A related concern is that in a joint session, counsel or a party will say something that irritates or provokes the other party, and thereby set the case off in a negative and counterproductive direction. There is some truth in this. Bringing people together always invites a risk. Joint sessions are not easy to manage; they are fluid and dynamic, and the mediator loses some control, unlike the clinical and controlled environment of shuttle diplomacy. Things can easily go sideways and require work to bring back on track. I suggest that many mediators and counsel prefer mediations without joint sessions simply because it is easier, more comfortable and controlled. At some level, the fear of the unknown drives the process. The reality is that many mediators have left the world of litigation because they don’t like the high emotion and conflict it entails. At some level, the trend away from joint sessions is driven by avoidance, a common, albeit often ineffective response to conflict.
Of course, mediation can be done without joint sessions, and high settlement rates can be achieved. This is especially so if the sole goal, as is often said, is to get a settlement that everyone is unhappy with. Interestingly, this is the bar many mediators set for the parties. Parties get a deal, the court docket is cleared of another case, and the parties, lawyers, and mediator have not been pushed out of their comfort zones.

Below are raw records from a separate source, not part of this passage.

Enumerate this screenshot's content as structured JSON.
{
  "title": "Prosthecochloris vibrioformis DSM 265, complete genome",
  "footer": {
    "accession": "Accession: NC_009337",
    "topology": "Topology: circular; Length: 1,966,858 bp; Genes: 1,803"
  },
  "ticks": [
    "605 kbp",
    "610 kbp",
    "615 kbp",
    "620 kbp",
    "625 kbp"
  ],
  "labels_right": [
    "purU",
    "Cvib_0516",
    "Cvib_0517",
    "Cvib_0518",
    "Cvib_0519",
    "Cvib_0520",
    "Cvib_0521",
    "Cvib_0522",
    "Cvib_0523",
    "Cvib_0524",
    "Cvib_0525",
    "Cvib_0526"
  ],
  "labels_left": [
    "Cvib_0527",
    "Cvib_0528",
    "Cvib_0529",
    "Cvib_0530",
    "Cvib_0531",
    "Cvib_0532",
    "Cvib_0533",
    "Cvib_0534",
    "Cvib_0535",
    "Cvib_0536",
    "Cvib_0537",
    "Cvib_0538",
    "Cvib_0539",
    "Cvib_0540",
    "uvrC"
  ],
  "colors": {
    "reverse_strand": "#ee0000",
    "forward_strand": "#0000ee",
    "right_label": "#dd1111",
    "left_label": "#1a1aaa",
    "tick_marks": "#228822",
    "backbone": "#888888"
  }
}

The question in my mind, though, is what is the trade-off in opting for safe and controlled in every case, when we all know that risk, and tolerance for it, is often needed to achieve superior results? What if the goal is to search for the best possible settlement, to create value or to better understand what is really at issue for the parties? A joint session may cause some discomfort; however, in the right cases, there are also benefits to direct dialogue without the mediator’s filter. Factual information can be shared efficiently; issues beyond the narrow legal concerns may be identified; greater understanding can be gained of the perspectives on both sides of the table; richer options for resolution may be generated; and in the right circumstances, genuine regret or apology may be expressed, facilitating emotional closure.
From the mediator’s perspective, allowing the parties to experience some discomfort in a joint session before breaking into caucus can serve as a reality check about the alternative of litigation. A party can all too often be bullish about trial from the cool and detached comfort of the other room, sheltered from any sense of what litigation actually entails, such as the need to see and be in proximity with the opposing party and counsel.
Further, even in cases where no settlement is achieved, from counsel’s perspective the joint session is an opportunity to communicate directly with the opposing party. In avoiding a joint session, counsel give up the opportunity to deliver an unfiltered message, assess the opposing party firsthand, and gain insight into what really matters to the decision-maker on the other side of a dispute.
Mediation should be a flexible process. A firm “no joint session” rule deprives mediation of its ability to be responsive to what the parties in a given case may need. While joint sessions may be ineffective and even inappropriate in some cases, we ought to be careful not to throw the baby out with the bathwater.